À propos du débat public de Az Est

Il rejaillit une fois chaque année, il se prélasse quelques jours dans les colonnes d’un de ces journaux populaires, puis il replonge dans la pénombre. C’est ça le problème avec l’au-delà. Le lecteur s’y habitue, il le tolère avec bienveillance, il acquiesce, il émet parfois un mol avis, sans trop de conviction. Les occultistes, spiritistes et gnostiques professionnels et secrets rédigent leurs déclarations avec la sévérité des communiqués officiels, assumant quasiment, conscients de leur responsabilité, le rôle délicat de l’autorité en la matière.

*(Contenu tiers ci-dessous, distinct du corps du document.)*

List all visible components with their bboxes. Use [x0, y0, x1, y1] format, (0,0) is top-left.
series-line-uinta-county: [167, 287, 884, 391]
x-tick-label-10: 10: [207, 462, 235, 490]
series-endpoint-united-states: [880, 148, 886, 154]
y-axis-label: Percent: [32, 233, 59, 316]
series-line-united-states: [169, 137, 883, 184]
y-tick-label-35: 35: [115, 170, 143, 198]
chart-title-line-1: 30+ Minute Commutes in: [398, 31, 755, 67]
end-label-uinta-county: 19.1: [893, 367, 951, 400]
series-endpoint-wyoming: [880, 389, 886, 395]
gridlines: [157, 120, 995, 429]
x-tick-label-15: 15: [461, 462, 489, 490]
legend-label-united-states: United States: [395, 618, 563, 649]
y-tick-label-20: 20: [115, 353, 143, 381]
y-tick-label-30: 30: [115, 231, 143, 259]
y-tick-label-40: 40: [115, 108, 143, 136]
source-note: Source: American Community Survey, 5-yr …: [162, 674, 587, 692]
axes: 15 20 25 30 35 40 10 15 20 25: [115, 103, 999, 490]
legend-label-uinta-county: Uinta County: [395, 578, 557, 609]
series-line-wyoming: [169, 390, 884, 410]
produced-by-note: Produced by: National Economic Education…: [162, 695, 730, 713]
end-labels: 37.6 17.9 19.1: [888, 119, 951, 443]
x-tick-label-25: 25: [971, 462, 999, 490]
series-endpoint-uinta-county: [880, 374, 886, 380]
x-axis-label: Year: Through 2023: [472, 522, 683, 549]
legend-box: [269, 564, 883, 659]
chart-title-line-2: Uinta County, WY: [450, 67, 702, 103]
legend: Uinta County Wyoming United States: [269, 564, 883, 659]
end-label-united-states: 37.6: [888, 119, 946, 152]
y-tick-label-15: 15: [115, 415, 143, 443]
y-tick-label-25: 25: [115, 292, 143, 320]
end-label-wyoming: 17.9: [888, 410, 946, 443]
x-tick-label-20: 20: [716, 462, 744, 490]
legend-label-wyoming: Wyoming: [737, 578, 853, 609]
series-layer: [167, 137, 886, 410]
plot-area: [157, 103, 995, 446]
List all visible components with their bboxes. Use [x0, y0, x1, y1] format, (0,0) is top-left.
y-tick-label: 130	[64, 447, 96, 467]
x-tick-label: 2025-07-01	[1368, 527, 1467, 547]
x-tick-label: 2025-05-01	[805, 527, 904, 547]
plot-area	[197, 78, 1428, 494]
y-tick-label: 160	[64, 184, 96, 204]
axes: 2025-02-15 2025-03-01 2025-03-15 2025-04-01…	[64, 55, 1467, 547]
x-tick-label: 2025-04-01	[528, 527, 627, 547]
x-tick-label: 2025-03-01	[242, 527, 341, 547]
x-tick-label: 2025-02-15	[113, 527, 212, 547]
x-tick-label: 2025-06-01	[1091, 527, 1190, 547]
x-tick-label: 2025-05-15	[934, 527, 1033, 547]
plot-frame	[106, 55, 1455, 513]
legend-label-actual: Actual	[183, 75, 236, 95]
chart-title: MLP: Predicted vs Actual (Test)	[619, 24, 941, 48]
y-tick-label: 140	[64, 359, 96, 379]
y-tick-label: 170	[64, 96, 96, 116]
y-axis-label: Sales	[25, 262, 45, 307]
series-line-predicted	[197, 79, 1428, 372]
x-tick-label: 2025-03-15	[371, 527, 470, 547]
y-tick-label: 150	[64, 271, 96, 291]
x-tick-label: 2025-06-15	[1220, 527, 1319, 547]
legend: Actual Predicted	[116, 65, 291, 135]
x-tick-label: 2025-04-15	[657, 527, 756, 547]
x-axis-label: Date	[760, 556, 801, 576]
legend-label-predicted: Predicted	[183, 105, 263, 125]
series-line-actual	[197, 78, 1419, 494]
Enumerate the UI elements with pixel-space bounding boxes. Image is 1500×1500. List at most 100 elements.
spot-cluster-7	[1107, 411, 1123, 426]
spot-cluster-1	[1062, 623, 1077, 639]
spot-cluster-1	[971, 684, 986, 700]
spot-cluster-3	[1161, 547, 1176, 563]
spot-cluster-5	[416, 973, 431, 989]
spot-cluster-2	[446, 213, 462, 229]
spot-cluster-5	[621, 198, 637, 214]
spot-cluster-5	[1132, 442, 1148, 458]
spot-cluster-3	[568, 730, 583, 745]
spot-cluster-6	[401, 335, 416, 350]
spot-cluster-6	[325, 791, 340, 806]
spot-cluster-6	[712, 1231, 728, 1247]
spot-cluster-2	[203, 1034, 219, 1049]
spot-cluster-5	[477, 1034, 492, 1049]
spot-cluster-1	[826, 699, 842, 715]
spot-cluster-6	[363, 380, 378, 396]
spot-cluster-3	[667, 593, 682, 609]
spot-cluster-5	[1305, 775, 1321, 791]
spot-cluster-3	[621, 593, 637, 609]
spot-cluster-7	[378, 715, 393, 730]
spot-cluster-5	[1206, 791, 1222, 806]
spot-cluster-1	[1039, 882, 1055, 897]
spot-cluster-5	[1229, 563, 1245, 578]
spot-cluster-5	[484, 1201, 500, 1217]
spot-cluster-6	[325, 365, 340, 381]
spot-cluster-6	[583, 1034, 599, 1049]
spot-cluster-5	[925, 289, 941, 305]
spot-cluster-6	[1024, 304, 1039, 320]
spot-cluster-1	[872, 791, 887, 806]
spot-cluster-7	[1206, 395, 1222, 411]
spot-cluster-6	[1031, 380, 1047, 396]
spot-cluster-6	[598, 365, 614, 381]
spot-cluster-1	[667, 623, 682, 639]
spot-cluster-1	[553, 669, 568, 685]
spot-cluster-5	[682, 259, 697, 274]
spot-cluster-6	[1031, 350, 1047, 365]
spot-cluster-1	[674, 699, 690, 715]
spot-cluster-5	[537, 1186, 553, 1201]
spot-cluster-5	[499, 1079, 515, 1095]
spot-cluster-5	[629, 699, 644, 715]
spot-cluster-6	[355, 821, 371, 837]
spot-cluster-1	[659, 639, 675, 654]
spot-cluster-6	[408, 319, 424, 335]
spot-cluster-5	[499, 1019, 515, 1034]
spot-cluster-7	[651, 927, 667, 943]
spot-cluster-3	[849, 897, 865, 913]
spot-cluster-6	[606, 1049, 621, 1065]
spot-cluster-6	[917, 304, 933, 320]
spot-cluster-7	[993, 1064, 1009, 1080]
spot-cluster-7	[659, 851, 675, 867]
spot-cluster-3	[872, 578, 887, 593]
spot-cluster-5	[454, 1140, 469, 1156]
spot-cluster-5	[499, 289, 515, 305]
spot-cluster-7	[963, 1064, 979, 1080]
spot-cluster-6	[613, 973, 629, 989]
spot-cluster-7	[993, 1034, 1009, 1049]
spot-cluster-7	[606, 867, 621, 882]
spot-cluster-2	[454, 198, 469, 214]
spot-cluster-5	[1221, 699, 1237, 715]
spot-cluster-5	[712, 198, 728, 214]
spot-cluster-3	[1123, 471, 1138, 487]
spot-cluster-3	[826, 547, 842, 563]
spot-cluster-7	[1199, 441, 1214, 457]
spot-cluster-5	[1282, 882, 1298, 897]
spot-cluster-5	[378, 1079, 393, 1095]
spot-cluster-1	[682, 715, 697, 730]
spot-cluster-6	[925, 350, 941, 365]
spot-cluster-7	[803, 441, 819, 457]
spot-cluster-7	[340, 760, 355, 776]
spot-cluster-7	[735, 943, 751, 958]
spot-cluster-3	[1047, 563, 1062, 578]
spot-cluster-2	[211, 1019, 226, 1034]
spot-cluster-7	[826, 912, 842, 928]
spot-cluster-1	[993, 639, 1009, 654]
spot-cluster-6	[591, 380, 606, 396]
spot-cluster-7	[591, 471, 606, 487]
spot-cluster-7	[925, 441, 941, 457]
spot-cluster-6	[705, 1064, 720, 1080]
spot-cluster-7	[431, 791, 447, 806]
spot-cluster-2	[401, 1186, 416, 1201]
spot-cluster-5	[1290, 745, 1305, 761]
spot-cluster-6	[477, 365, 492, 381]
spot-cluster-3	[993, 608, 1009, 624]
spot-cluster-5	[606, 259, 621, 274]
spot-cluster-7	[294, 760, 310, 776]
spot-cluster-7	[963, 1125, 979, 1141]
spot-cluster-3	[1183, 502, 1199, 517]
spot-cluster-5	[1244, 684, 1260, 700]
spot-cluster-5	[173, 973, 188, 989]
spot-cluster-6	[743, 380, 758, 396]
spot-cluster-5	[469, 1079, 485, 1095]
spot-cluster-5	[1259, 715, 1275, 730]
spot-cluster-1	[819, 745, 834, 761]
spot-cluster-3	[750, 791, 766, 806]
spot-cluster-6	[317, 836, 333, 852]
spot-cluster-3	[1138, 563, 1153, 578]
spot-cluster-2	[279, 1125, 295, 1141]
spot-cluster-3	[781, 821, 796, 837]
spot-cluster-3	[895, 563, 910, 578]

Ils affirment leur position sur la réciprocité du corps et de l’âme, ils rassurent l’opinion publique : l’au-delà existe bel et bien, ou plutôt il existe toujours, et ils citent "quelques cas" en guise de preuve dans lesquels une âme zélée aurait donné des signes de vie dans l’au-delà "sous strict contrôle scientifique", une âme qui voulait à tout prix faire parler d’elle dans la presse. Nous entendons des dates précises, où et quand l’âme serait apparue. Depuis que nous n’avons plus de mer[1], ce sont ces âmes jaillies à la surface des eaux du Léthé et soi-disant observées qui représentent le requin de Fiume[2] dans notre presse. Signe des temps. Jadis, dans les grands siècles de l’Église, lorsque des intérêts pratiques, d’importants problèmes sociaux dépendaient de l’arbitrage de la question, l’au-delà existe-t-il ou non, et que c’était des synodes qui exerçaient l’autorité et le pouvoir de la Société des Nations et des conférences économiques d’aujourd’hui, c’était aux forums les plus importants de prendre des résolutions dans ce genre de débats de longue portée. Quant à leur importance et leur fiabilité, la popularité de cette question, vue par les deux époques, est à l’aune de celle du requin de Fiume par rapport au pape de Rome.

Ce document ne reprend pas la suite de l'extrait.